We observed use of personal protective equipment, and the decontamination of used dental instruments did not consistently align with national guidance. There was no rinsing sink or bowl (this was being done under running water), dirty instruments were not transported in a closed box, personal protective aprons was not donned, instruments were cleaned with a long-handled brush without rinsing them under water and or a solution before placing them in the ultrasonic bath. Impression disinfection was carried out in the staff communal kitchen. The handwashing sink in the surgery had electric cables trailing across it.

We saw and staff confirmed that single use items were not reprocessed.

The practice did not have effective procedures to reduce the risk of Legionella, or other bacteria, developing in water systems, in line with a risk assessment and current guidance. A risk assessment was carried out by a staff member.

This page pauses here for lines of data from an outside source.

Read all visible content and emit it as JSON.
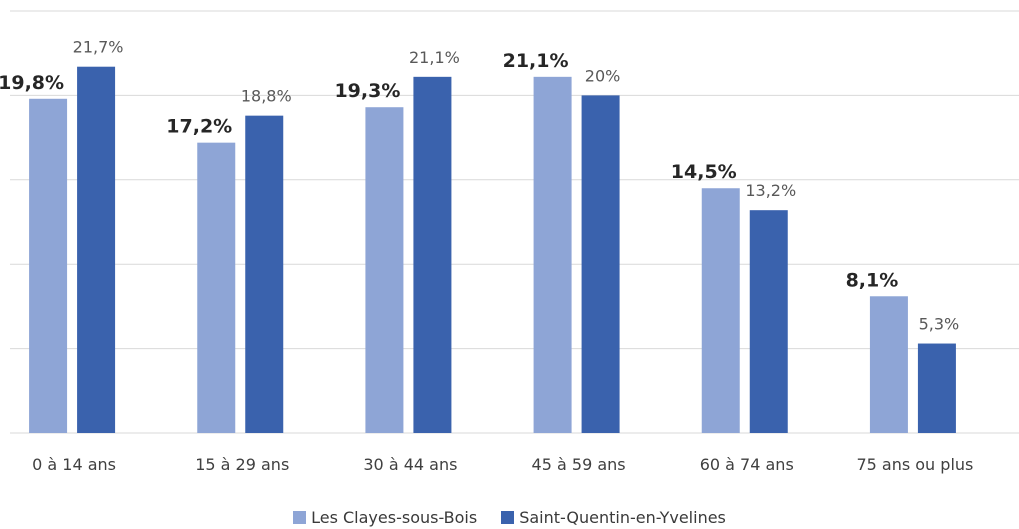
{
  "chart_data": {
    "type": "bar",
    "categories": [
      "0 à 14 ans",
      "15 à 29 ans",
      "30 à 44 ans",
      "45 à 59 ans",
      "60 à 74 ans",
      "75 ans ou plus"
    ],
    "series": [
      {
        "name": "Les Clayes-sous-Bois",
        "values": [
          19.8,
          17.2,
          19.3,
          21.1,
          14.5,
          8.1
        ],
        "labels": [
          "19,8%",
          "17,2%",
          "19,3%",
          "21,1%",
          "14,5%",
          "8,1%"
        ],
        "color": "#8EA5D6"
      },
      {
        "name": "Saint-Quentin-en-Yvelines",
        "values": [
          21.7,
          18.8,
          21.1,
          20,
          13.2,
          5.3
        ],
        "labels": [
          "21,7%",
          "18,8%",
          "21,1%",
          "20%",
          "13,2%",
          "5,3%"
        ],
        "color": "#3A62AD"
      }
    ],
    "ylim": [
      0,
      25
    ],
    "grid": true,
    "legend": "bottom",
    "title": "",
    "xlabel": "",
    "ylabel": ""
  }
}
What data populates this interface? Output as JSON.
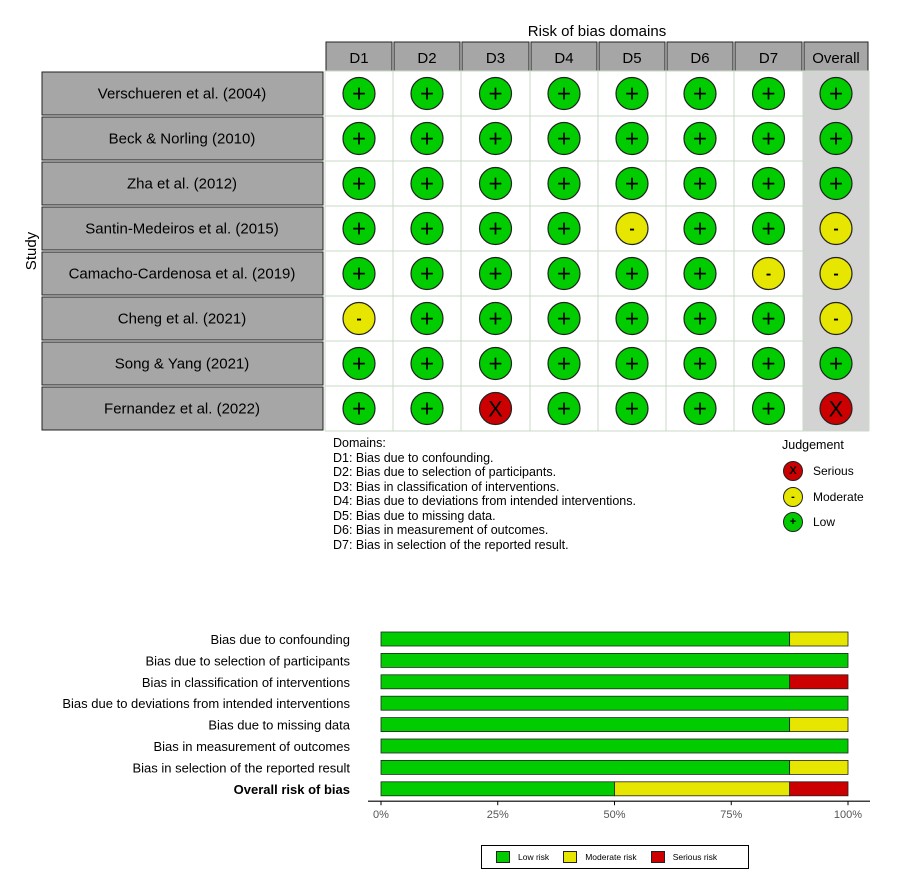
{
  "traffic_light": {
    "top_title": "Risk of bias domains",
    "y_axis_label": "Study",
    "domains": [
      "D1",
      "D2",
      "D3",
      "D4",
      "D5",
      "D6",
      "D7",
      "Overall"
    ],
    "studies": [
      {
        "name": "Verschueren et al. (2004)",
        "judgements": [
          "+",
          "+",
          "+",
          "+",
          "+",
          "+",
          "+",
          "+"
        ]
      },
      {
        "name": "Beck & Norling (2010)",
        "judgements": [
          "+",
          "+",
          "+",
          "+",
          "+",
          "+",
          "+",
          "+"
        ]
      },
      {
        "name": "Zha et al. (2012)",
        "judgements": [
          "+",
          "+",
          "+",
          "+",
          "+",
          "+",
          "+",
          "+"
        ]
      },
      {
        "name": "Santin-Medeiros et al. (2015)",
        "judgements": [
          "+",
          "+",
          "+",
          "+",
          "-",
          "+",
          "+",
          "-"
        ]
      },
      {
        "name": "Camacho-Cardenosa et al. (2019)",
        "judgements": [
          "+",
          "+",
          "+",
          "+",
          "+",
          "+",
          "-",
          "-"
        ]
      },
      {
        "name": "Cheng et al. (2021)",
        "judgements": [
          "-",
          "+",
          "+",
          "+",
          "+",
          "+",
          "+",
          "-"
        ]
      },
      {
        "name": "Song & Yang (2021)",
        "judgements": [
          "+",
          "+",
          "+",
          "+",
          "+",
          "+",
          "+",
          "+"
        ]
      },
      {
        "name": "Fernandez et al. (2022)",
        "judgements": [
          "+",
          "+",
          "X",
          "+",
          "+",
          "+",
          "+",
          "X"
        ]
      }
    ],
    "domains_legend": {
      "title": "Domains:",
      "items": [
        "D1: Bias due to confounding.",
        "D2: Bias due to selection of participants.",
        "D3: Bias in classification of interventions.",
        "D4: Bias due to deviations from intended interventions.",
        "D5: Bias due to missing data.",
        "D6: Bias in measurement of outcomes.",
        "D7: Bias in selection of the reported result."
      ]
    },
    "judgement_legend": {
      "title": "Judgement",
      "items": [
        {
          "symbol": "X",
          "label": "Serious",
          "color": "#cc0000"
        },
        {
          "symbol": "-",
          "label": "Moderate",
          "color": "#e6e600"
        },
        {
          "symbol": "+",
          "label": "Low",
          "color": "#00cc00"
        }
      ]
    }
  },
  "colors": {
    "low": "#00cc00",
    "moderate": "#e6e600",
    "serious": "#cc0000",
    "header_fill": "#a6a6a6",
    "overall_column": "#d3d3d3"
  },
  "chart_data": {
    "type": "bar",
    "orientation": "horizontal-stacked",
    "categories": [
      "Bias due to confounding",
      "Bias due to selection of participants",
      "Bias in classification of interventions",
      "Bias due to deviations from intended interventions",
      "Bias due to missing data",
      "Bias in measurement of outcomes",
      "Bias in selection of the reported result",
      "Overall risk of bias"
    ],
    "bold_categories": [
      "Overall risk of bias"
    ],
    "series": [
      {
        "name": "Low risk",
        "values": [
          87.5,
          100,
          87.5,
          100,
          87.5,
          100,
          87.5,
          50
        ]
      },
      {
        "name": "Moderate risk",
        "values": [
          12.5,
          0,
          0,
          0,
          12.5,
          0,
          12.5,
          37.5
        ]
      },
      {
        "name": "Serious risk",
        "values": [
          0,
          0,
          12.5,
          0,
          0,
          0,
          0,
          12.5
        ]
      }
    ],
    "xlim": [
      0,
      100
    ],
    "xticks": [
      "0%",
      "25%",
      "50%",
      "75%",
      "100%"
    ],
    "legend_position": "bottom"
  }
}
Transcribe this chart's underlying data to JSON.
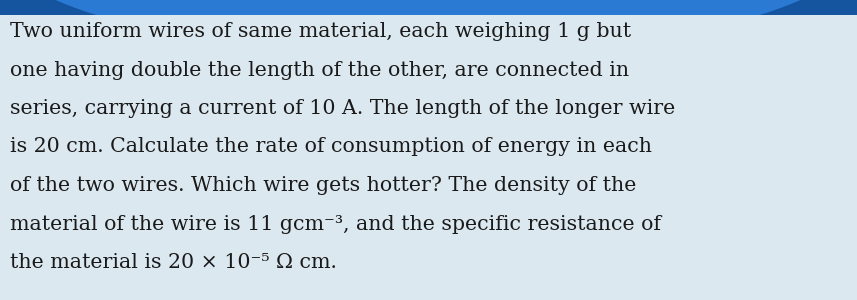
{
  "background_color": "#dce8f0",
  "text_color": "#1a1a1a",
  "font_size": 14.8,
  "lines": [
    "Two uniform wires of same material, each weighing 1 g but",
    "one having double the length of the other, are connected in",
    "series, carrying a current of 10 A. The length of the longer wire",
    "is 20 cm. Calculate the rate of consumption of energy in each",
    "of the two wires. Which wire gets hotter? The density of the",
    "material of the wire is 11 gcm⁻³, and the specific resistance of",
    "the material is 20 × 10⁻⁵ Ω cm."
  ],
  "figwidth": 8.57,
  "figheight": 3.0,
  "dpi": 100,
  "top_arc_color": "#1555a0",
  "top_arc_color2": "#2a7ad4"
}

Water temperatures were not recorded, the provider was unaware that water temperatures were required to reach 55 degrees and we did not see evidence the water lines were being flushed or purged.

Although the practice appeared clean there were no schedules in place to ensure effective cleaning. Clinical waste bags were not labelled with the practice name and address to ensure safe segregation and disposal of hazardous waste.

The equipment in use was maintained and serviced as per manufacturers’ instructions.

The practice completed infection prevention and control audits in line with current guidance, however these did not identify the shortfalls we found during our assessment.

Medicines optimisation

Regulations met

The judgement for Medicines optimisation is based on the latest evidence we assessed for the Safe key question.